While the duration of the campaign was very long, the election process itself was complicated, and the field officers were not covered by any insurance schemes, he noted.
The government should learn a lesson from this year's elections and make a note for the future, he said.
The public would like to see a better-organized election the next time, and this necessitates a change in the system, he stated. The changes must be carried out from top to bottom and safety of field officers must be made a priority, he added.

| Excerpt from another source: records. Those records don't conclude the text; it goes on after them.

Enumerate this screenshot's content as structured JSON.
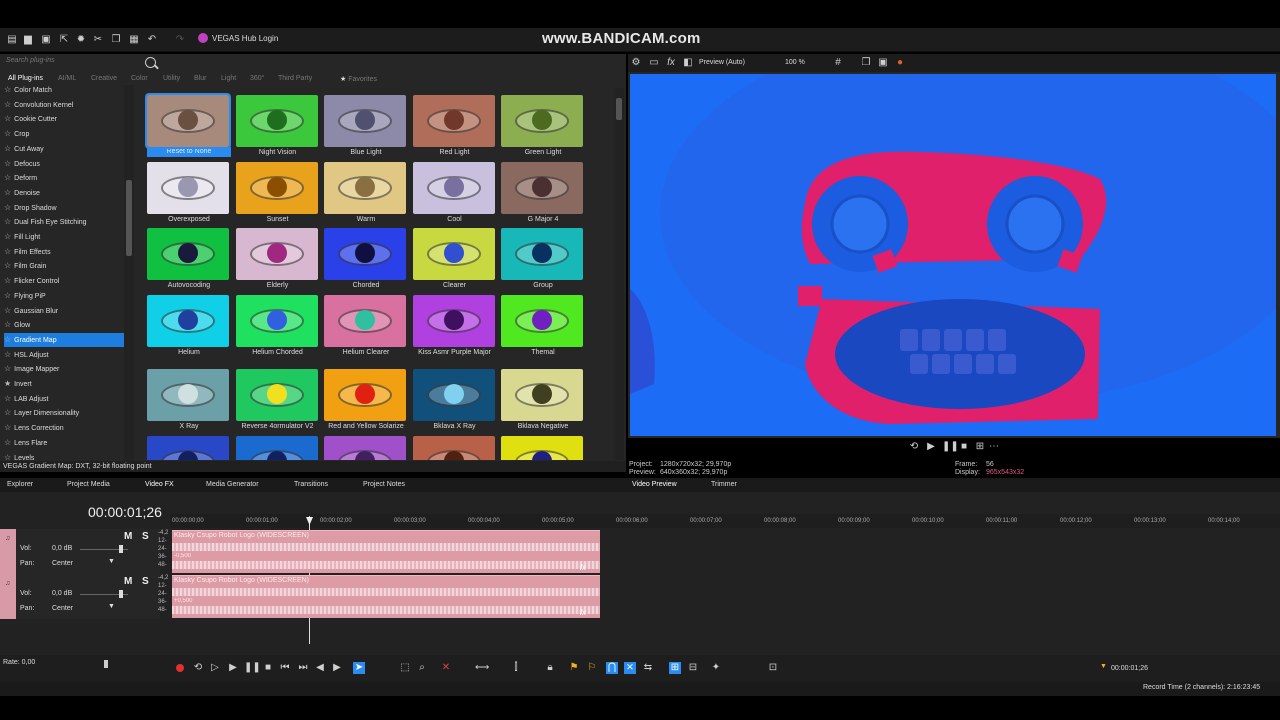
{
  "watermark": "www.BANDICAM.com",
  "toolbar": {
    "hub_login": "VEGAS Hub Login"
  },
  "plugins": {
    "search_placeholder": "Search plug-ins",
    "categories": [
      "All Plug-ins",
      "AI/ML",
      "Creative",
      "Color",
      "Utility",
      "Blur",
      "Light",
      "360°",
      "Third Party",
      "Favorites"
    ],
    "items": [
      "Color Match",
      "Convolution Kernel",
      "Cookie Cutter",
      "Crop",
      "Cut Away",
      "Defocus",
      "Deform",
      "Denoise",
      "Drop Shadow",
      "Dual Fish Eye Stitching",
      "Fill Light",
      "Film Effects",
      "Film Grain",
      "Flicker Control",
      "Flying PiP",
      "Gaussian Blur",
      "Glow",
      "Gradient Map",
      "HSL Adjust",
      "Image Mapper",
      "Invert",
      "LAB Adjust",
      "Layer Dimensionality",
      "Lens Correction",
      "Lens Flare",
      "Levels"
    ],
    "selected_item": "Gradient Map",
    "presets": [
      {
        "label": "Reset to None",
        "bg": "#a88a7c",
        "iris": "#6a5040"
      },
      {
        "label": "Night Vision",
        "bg": "#3cc83c",
        "iris": "#1e6e1e"
      },
      {
        "label": "Blue Light",
        "bg": "#8c8aa8",
        "iris": "#505070"
      },
      {
        "label": "Red  Light",
        "bg": "#b06e5a",
        "iris": "#703828"
      },
      {
        "label": "Green Light",
        "bg": "#8cae50",
        "iris": "#4c6a20"
      },
      {
        "label": "Overexposed",
        "bg": "#e4e0ea",
        "iris": "#9a98b0"
      },
      {
        "label": "Sunset",
        "bg": "#e8a21c",
        "iris": "#8a5000"
      },
      {
        "label": "Warm",
        "bg": "#e0c884",
        "iris": "#8a7040"
      },
      {
        "label": "Cool",
        "bg": "#c8c0dc",
        "iris": "#7a70a0"
      },
      {
        "label": "G Major 4",
        "bg": "#8a6a60",
        "iris": "#4a3030"
      },
      {
        "label": "Autovocoding",
        "bg": "#10c040",
        "iris": "#1a1a3c"
      },
      {
        "label": "Elderly",
        "bg": "#d8b8d0",
        "iris": "#a02880"
      },
      {
        "label": "Chorded",
        "bg": "#2a40e8",
        "iris": "#101040"
      },
      {
        "label": "Clearer",
        "bg": "#c8d840",
        "iris": "#3050d0"
      },
      {
        "label": "Group",
        "bg": "#18b8b8",
        "iris": "#083060"
      },
      {
        "label": "Helium",
        "bg": "#10d0e8",
        "iris": "#2040a0"
      },
      {
        "label": "Helium Chorded",
        "bg": "#20e060",
        "iris": "#3060e0"
      },
      {
        "label": "Helium Clearer",
        "bg": "#d870a0",
        "iris": "#30c0a0"
      },
      {
        "label": "Kiss Asmr Purple Major",
        "bg": "#b040e0",
        "iris": "#401060"
      },
      {
        "label": "Themal",
        "bg": "#50e820",
        "iris": "#7020c0"
      },
      {
        "label": "X Ray",
        "bg": "#6ca0a8",
        "iris": "#d0e0e0"
      },
      {
        "label": "Reverse 4ormulator V2",
        "bg": "#20c860",
        "iris": "#f0e020"
      },
      {
        "label": "Red and Yellow Solarize",
        "bg": "#f0a010",
        "iris": "#e02010"
      },
      {
        "label": "Bklava X Ray",
        "bg": "#10507a",
        "iris": "#80d0f0"
      },
      {
        "label": "Bklava Negative",
        "bg": "#d8d890",
        "iris": "#404020"
      },
      {
        "label": "",
        "bg": "#2848c8",
        "iris": "#102060"
      },
      {
        "label": "",
        "bg": "#1a6ad0",
        "iris": "#102060"
      },
      {
        "label": "",
        "bg": "#a050c8",
        "iris": "#402060"
      },
      {
        "label": "",
        "bg": "#b86048",
        "iris": "#502010"
      },
      {
        "label": "",
        "bg": "#e0e010",
        "iris": "#202080"
      }
    ],
    "status": "VEGAS Gradient Map: DXT, 32-bit floating point"
  },
  "bottom_tabs": [
    "Explorer",
    "Project Media",
    "Video FX",
    "Media Generator",
    "Transitions",
    "Project Notes",
    "Video Preview",
    "Trimmer"
  ],
  "preview": {
    "mode": "Preview (Auto)",
    "zoom": "100 %",
    "project_label": "Project:",
    "project_value": "1280x720x32; 29,970p",
    "preview_label": "Preview:",
    "preview_value": "640x360x32; 29,970p",
    "frame_label": "Frame:",
    "frame_value": "56",
    "display_label": "Display:",
    "display_value": "965x543x32",
    "bg_color": "#1c6cf5",
    "accent_color": "#e0206a"
  },
  "timeline": {
    "timecode": "00:00:01;26",
    "ruler": [
      "00:00:00;00",
      "00:00:01;00",
      "00:00:02;00",
      "00:00:03;00",
      "00:00:04;00",
      "00:00:05;00",
      "00:00:06;00",
      "00:00:07;00",
      "00:00:08;00",
      "00:00:09;00",
      "00:00:10;00",
      "00:00:11;00",
      "00:00:12;00",
      "00:00:13;00",
      "00:00:14;00"
    ],
    "tracks": [
      {
        "vol_label": "Vol:",
        "vol_value": "0,0 dB",
        "pan_label": "Pan:",
        "pan_value": "Center",
        "clip_name": "Klasky Csupo Robot Logo (WIDESCREEN)",
        "clip_sub": "-0,500",
        "meter": [
          "-4,2",
          "12-",
          "24-",
          "36-",
          "48-"
        ]
      },
      {
        "vol_label": "Vol:",
        "vol_value": "0,0 dB",
        "pan_label": "Pan:",
        "pan_value": "Center",
        "clip_name": "Klasky Csupo Robot Logo (WIDESCREEN)",
        "clip_sub": "+0,500",
        "meter": [
          "-4,2",
          "12-",
          "24-",
          "36-",
          "48-"
        ]
      }
    ],
    "mute": "M",
    "solo": "S",
    "rate": "Rate: 0,00",
    "cursor_time": "00:00:01;26",
    "record_time": "Record Time (2 channels): 2:16:23:45"
  }
}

Meanwhile, reelection will be held in the provinces of Banten, East Java, South Sulawesi, West Sumatra, Jambi, and Papua, among others. These were due to several factors which included delayed delivery of election logistics, natural disasters, or cases of poll violations.
The House Speaker appealed to the KPU, local KPUs (KPUD), and the Election Supervisory Board (Bawasu) to ensure that revoting is conducted free of any violations and lapses.
"The KPU, KPUD, and Bawaslu must ensure that no further violations or errors occur during revoting," he said in a statement on Monday.
He asked the KPU to examine issues that arose during the 2019 simultaneous legislative and presidential elections and ensure that the poll results were based on the principles of free and fair elections.
Indonesia held the world's biggest and most complicated single-day vote on April 17, 2019, at some 810 thousand polling stations across its 34 provinces and overseas.
The count of eligible voters crossed 192 million, and the voter turnout was expected to surpass 80 percent.